Fat burning is your body's ability to convert food into energy. This process involves chemical reactions which, in most cases, produces heat energy. So, while you may not be burning the fat you eat with literal internal fire, it is a good picture to use when describing how your body's metabolism turns the fat you eat into usable fuel.
Maybe you’re interested in burning fat so you can sculpt your body—or get a little more energy out of your exercises. In both cases, it’s important to understand how your body uses fat.
Your body’s metabolism is complex, but it primarily uses three sources for the creation of energy in your body: Fat, protein, and carbohydrates. Your body can digest each of these macronutrients to get the fuel it needs to function. In fact, your body is constantly burning fat for fuel. To increase the amount of fat that you are burning, you need to increase the intensity of your activity, through exercise or other physical activities.
In the exercise world, the “fat burning zone” has been touted to target fat specifically using a percentage of your maximum heart rate (55 percent – 75 percent). When working in this zone for prolonged periods of time, there is a progressive decline of energy derived from other sources and a progress increase in the body’s fat burning process.
If you’re like many individuals that struggle to find time to exercise, it can be hard to follow this fat burning zone recommendation. Fortunately, there is another way you can ensure that you are burning excess fat stores to help reshape the areas on your body.

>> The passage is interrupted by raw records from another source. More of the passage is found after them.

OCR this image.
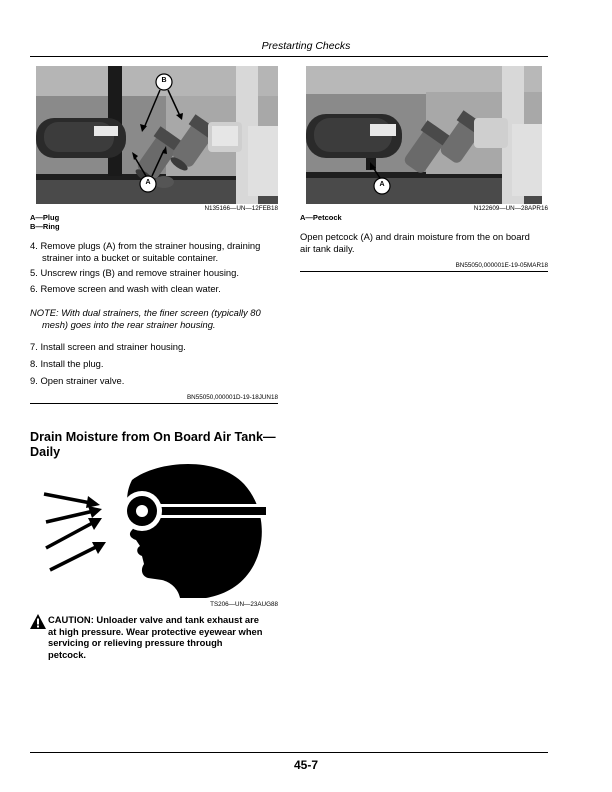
Prestarting Checks
B
A
N135166—UN—12FEB18
A—Plug
B—Ring
4. Remove plugs (A) from the strainer housing, draining
strainer into a bucket or suitable container.
5. Unscrew rings (B) and remove strainer housing.
6. Remove screen and wash with clean water.
NOTE: With dual strainers, the finer screen (typically 80
mesh) goes into the rear strainer housing.
7. Install screen and strainer housing.
8. Install the plug.
9. Open strainer valve.
BN55050,000001D-19-18JUN18
Drain Moisture from On Board Air Tank—
Daily
TS206—UN—23AUG88
CAUTION: Unloader valve and tank exhaust are
at high pressure. Wear protective eyewear when
servicing or relieving pressure through
petcock.
A
N122609—UN—28APR16
A—Petcock
Open petcock (A) and drain moisture from the on board
air tank daily.
BN55050,000001E-19-05MAR18
45-7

When you participate in physical activity, your body burns calories. If you eat an abundance of calories and don’t expend additional energy, you may store the excess calories as fat. If you eat less calories than your body requires, your body will look to use fuel sources from areas within your body. One of these areas is your stored fat. Because of this, the amount of food or calories you consume, play a large role in your ability to use the fat on your body without performing hours of activity everyday to burn off the unwanted fat. Eating about 500 calories less than what your body needs to burn each day will help you tap into your fat stores so you start to see a reduction.
Finally, if you have problems cutting back on your calories each day, and you don’t have time for long bouts of cardio activity, increasing the intensity of your workouts can help. An easy way to increase the intensity of your workouts is to perform high repetitions with low-rest resistance training. Training your muscles requires energy while you are working out and after you work out through the repair of the damaged muscle tissue. This process can help you enhance calorie burn and boost your fat burning potential.
It’s important to choose the strategies that is most appropriate for your current lifestyle. If you enjoy long bouts of cardio activity, then try “fat burning zone” activities, if reducing your caloric intake easier for you then reduce you calories each day, and if you like to eat and don’t have much time to work out, start implementing some higher intensity resistance training.